Why not? Why must the saints wait, without their new resurrection bodies? The answer is given in verse 40: “Because God had provided something better for us, so that apart from us they should not be made perfect.” In other words, God’s purpose is that all his people — all the redeemed — be gathered in before any of them enjoys the fullness of his promise. His purpose is that we all come into the fullness of our inheritance together.
So the motivation is this: when you go away to plan your fall run with Jesus, think on the fact that your life counts to God and to them. Your finishing the race is what history is waiting for. The entire consummation of the plan of the universe waits until every single one of God’s elect are gathered in. All history waits and all those who have lived by faith crowd the marathon route to urge you on, because they will not be perfected without you. Nor you without them.
3. Jesus creates and perfects our faith.
Perhaps two more very brief motivations from Hebrews 12:2. The first is that the fight of faith is not done in our own strength. When you go away to plan your fall run with Jesus, verse 2 says, “Look to Jesus the author and perfecter of your faith.” Don’t look to your own resources and say, “I’ve tried before. It won’t work.” Fix your eyes on him. The battle is a battle of faith: will you believe that the things he promises are better than the bad habits that you use to cover your sadness?
But more than that, Jesus doesn’t just respond to faith with his help.

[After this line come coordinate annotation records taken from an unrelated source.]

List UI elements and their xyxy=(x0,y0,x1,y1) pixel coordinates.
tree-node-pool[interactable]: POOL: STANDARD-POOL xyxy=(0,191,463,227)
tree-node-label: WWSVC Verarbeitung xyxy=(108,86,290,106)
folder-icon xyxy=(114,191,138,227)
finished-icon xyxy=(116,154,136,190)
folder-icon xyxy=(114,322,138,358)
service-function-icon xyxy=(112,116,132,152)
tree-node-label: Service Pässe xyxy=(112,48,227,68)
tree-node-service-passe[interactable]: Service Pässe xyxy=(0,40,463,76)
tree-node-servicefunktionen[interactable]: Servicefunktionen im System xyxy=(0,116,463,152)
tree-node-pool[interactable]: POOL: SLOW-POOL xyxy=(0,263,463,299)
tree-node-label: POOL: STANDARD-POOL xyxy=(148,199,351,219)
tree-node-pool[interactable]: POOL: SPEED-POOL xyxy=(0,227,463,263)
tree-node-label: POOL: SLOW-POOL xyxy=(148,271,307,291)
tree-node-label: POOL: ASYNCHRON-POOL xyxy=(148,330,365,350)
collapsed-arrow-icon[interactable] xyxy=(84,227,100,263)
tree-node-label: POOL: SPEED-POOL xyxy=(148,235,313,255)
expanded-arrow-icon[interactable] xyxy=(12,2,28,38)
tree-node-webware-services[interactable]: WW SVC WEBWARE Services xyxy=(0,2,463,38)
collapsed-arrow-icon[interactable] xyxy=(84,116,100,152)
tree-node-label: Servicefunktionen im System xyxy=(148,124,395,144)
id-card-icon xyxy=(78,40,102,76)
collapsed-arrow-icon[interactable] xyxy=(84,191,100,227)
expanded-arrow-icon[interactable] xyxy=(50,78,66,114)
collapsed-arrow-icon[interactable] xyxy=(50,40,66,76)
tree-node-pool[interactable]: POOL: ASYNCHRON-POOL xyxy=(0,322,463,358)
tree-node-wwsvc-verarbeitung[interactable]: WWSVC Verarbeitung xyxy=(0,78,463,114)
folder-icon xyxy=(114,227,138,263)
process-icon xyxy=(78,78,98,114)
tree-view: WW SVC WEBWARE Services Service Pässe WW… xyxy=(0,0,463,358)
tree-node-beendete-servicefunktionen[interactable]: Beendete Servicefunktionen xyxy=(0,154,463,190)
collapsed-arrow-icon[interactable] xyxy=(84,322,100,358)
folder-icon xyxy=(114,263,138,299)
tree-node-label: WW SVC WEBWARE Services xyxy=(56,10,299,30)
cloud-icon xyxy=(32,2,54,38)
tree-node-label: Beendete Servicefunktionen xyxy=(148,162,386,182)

He works to author faith and perfect faith. He works to begin it and he works to complete it. Faith lays hold on Jesus for help, because Jesus laid hold on the heart for faith. Hebrews 13:21 says that God works in us what is pleasing in his sight through Jesus. He is the author and the perfecter of our faith and we should sit with our Bible and our tablet in the park overwhelmed with the stunning truth that, behind every good resolve and plan of attack for this fall, God is at work in us to will and to do his good pleasure (Philippians 2:12–13) — to sustain and perfect our faith.
4. We will experience the joy of triumph at the end.
Finally, this writer wants us to be motivated to endure in our run with Jesus this fall the same way Jesus was sustained in his painful run. Continue in verse 2: “fixing our eyes on Jesus, the author and perfecter of faith, who for the joy set before him endured the cross.” It is not a morally defective thing to be sustained in the marathon of life by the joy of triumph at the end. The reward of seeing God and being free from all sin is the greatest incentive of all.
“The reward of seeing God is the greatest incentive of all.”
So if it seems that there are going to be some temporary losses when you run this race with Jesus, you are right. That is why Jesus said to count the cost (Luke 14:25–33) before you sign on. But the marathon of the Christian life is not mainly loss. It is mainly gain. “For the joy that was set before him he endured the cross.” It is only a matter of timing. If you see things with the eyes of God, there is a vapor’s breath of loss and pain, and then everlasting joy (2 Corinthians 4:17).
When you take your day away, with Bible and tablet, to plan your fall run with Jesus, think on this, think on this: “the sufferings of this present age are not worth comparing to the glory that will be revealed to the children of God” (Romans 8:18).
So, let us lay aside every encumbrance, and the sin, which so easily entangles us, and let us run with Jesus.